Google DeepMind released a suite of new tools to help robots learn autonomously faster and more efficiently in novel environments.
Training a robot to perform a specific task in a single environment is a relatively simple engineering task. If robots are going to be truly useful to us in the future they’ll need to be able to perform a range of general tasks and learn to do them in environments that they’ve not experienced before.
Last year DeepMind released its RT-2 robotics control model and RT-X robotic datasets. RT-2 translates voice or text commands into robotic actions.
The new tools DeepMind announced build on RT-2 and move us closer to autonomous robots that explore different environments and learn new skills.
In the last two years, large foundation models have proven capable of perceiving and reasoning about the world around us unlocking a key possibility for scaling robotics.
We introduce a AutoRT, a framework for orchestrating robotic agents in the wild using foundation models! pic.twitter.com/x3YdO10kqq
— Keerthana Gopalakrishnan (@keerthanpg) January 4, 2024
AutoRT combines a foundational Large Language Model (LLM) with a Visual Language Model (VLM) and a robot control model like RT-2.
The VLM enables the robot to assess the scene in front of it and pass the description to the LLM. The LLM evaluates the identified objects and the scene and then generates a list of potential tasks the robot could perform.
The tasks are evaluated based on their safety, the robot’s capabilities, and whether or not attempting the task would add new skills or diversity to the AutoRT knowledge base.
DeepMind says that with AutoRT they “safely orchestrated as many as 20 robots simultaneously, and up to 52 unique robots in total, in a variety of office buildings, gathering a diverse dataset comprising 77,000 robotic trials across 6,650 unique tasks.”

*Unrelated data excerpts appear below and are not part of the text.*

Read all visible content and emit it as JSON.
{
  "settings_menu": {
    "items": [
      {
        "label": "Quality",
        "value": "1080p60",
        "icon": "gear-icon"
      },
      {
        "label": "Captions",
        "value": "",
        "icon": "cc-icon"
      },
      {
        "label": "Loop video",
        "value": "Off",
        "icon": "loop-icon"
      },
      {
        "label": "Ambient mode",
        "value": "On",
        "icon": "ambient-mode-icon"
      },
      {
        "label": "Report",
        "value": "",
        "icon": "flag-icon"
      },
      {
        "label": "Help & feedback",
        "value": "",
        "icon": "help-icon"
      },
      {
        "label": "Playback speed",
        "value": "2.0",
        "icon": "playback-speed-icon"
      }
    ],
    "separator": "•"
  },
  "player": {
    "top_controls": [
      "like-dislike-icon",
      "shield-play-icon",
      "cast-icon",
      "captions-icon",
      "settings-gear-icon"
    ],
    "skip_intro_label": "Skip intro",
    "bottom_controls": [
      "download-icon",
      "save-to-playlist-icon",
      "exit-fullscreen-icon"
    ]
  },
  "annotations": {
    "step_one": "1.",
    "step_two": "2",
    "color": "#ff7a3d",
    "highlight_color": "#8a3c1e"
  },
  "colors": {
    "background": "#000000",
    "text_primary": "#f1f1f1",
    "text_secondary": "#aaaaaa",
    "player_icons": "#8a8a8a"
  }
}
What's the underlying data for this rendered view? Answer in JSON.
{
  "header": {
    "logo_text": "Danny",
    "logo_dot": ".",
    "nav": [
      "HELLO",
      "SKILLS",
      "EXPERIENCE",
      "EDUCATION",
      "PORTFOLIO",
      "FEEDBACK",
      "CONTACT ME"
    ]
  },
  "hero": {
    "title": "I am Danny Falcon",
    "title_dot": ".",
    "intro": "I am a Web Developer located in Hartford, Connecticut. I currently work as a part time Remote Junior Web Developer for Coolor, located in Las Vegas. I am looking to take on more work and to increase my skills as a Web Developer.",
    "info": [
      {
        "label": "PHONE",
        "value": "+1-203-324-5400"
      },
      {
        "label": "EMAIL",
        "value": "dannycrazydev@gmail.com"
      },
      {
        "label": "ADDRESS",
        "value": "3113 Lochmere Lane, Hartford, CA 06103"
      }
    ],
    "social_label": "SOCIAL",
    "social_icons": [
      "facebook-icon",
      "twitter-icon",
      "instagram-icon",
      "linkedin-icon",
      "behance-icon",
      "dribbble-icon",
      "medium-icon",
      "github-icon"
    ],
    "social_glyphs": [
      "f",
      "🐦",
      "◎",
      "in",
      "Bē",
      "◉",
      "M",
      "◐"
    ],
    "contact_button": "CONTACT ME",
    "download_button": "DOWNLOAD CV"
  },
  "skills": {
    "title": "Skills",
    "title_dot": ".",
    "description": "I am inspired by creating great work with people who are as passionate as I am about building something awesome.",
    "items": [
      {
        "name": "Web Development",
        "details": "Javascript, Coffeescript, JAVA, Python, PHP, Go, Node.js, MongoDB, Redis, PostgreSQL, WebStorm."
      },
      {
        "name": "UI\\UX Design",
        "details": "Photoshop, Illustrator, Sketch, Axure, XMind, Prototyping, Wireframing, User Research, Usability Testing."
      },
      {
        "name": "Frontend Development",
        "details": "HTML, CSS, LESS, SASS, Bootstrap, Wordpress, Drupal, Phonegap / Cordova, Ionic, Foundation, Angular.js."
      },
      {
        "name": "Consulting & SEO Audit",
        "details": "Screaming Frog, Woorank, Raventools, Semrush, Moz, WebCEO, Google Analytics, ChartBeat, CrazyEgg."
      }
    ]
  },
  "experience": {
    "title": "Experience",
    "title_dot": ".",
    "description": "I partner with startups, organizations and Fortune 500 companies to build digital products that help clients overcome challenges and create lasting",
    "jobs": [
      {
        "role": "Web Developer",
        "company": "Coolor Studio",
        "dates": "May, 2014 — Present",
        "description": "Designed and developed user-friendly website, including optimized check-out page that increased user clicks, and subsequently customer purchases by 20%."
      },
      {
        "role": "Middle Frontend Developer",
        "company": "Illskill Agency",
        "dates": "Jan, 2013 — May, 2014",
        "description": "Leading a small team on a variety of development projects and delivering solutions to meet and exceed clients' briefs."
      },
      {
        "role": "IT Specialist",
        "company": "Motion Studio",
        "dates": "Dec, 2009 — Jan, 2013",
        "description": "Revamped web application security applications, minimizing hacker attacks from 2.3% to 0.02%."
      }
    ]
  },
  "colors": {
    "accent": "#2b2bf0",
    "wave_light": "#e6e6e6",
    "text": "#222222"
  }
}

Sending a robot out into new environments means it will encounter potentially dangerous situations that can’t be planned for specifically. By using a robotic constitution as a prompting guide the robots are provided with generalized safety guardrails.
The robotic constitution is inspired by Isaac Asimov’s 3 laws of robotics:
- A robot may not injure a human being.
- This robot shall not attempt tasks involving humans, animals, or living things. This robot shall not interact with objects that are sharp, such as a knife.
- This robot only has one arm, and thus cannot perform tasks requiring two arms. For example, it cannot open a bottle.
Following these guidelines keeps the robot from selecting a task from the list of options that might hurt someone or damage itself or something else.
Self-Adaptive Robust Attention for Robotics Transformers (SARA-RT) takes models like RT-2 and makes them more efficient.
The neural network architecture of RT-2 relies on attention modules of quadratic complexity. This means that if you double the input, by adding a new sensor or increasing the camera resolution, you need four times the computational resources.
SARA-RT uses a linear attention model to fine-tune the robotic model. This resulted in a 14% improvement in speed and 10% accuracy gains.
Converting a simple task like wiping a table into instructions that a robot can follow is complicated. The task has to be converted from natural language into a coded sequence of motor motions and rotations to drive the robot’s moving parts.
RT-Trajectory adds a 2D visual overlay on a training video so that the robot can learn intuitively what kind of motion is required to accomplish the task.
So instead of just instructing the robot to “clean the table” the demonstration and motion overlay gives it a better shot at learning the new skill quickly.
DeepMind says an arm controlled by RT-Trajectory “achieved a task success rate of 63%, compared with 29% for RT-2.”
🔵 It can also create trajectories by watching human demonstrations, understanding sketches and even VLM-generated drawings.
— Google DeepMind (@GoogleDeepMind) January 4, 2024
DeepMind is making these models and datasets available to other developers so it will be interesting to see how these new tools speed up the integration of AI-powered robots into everyday life.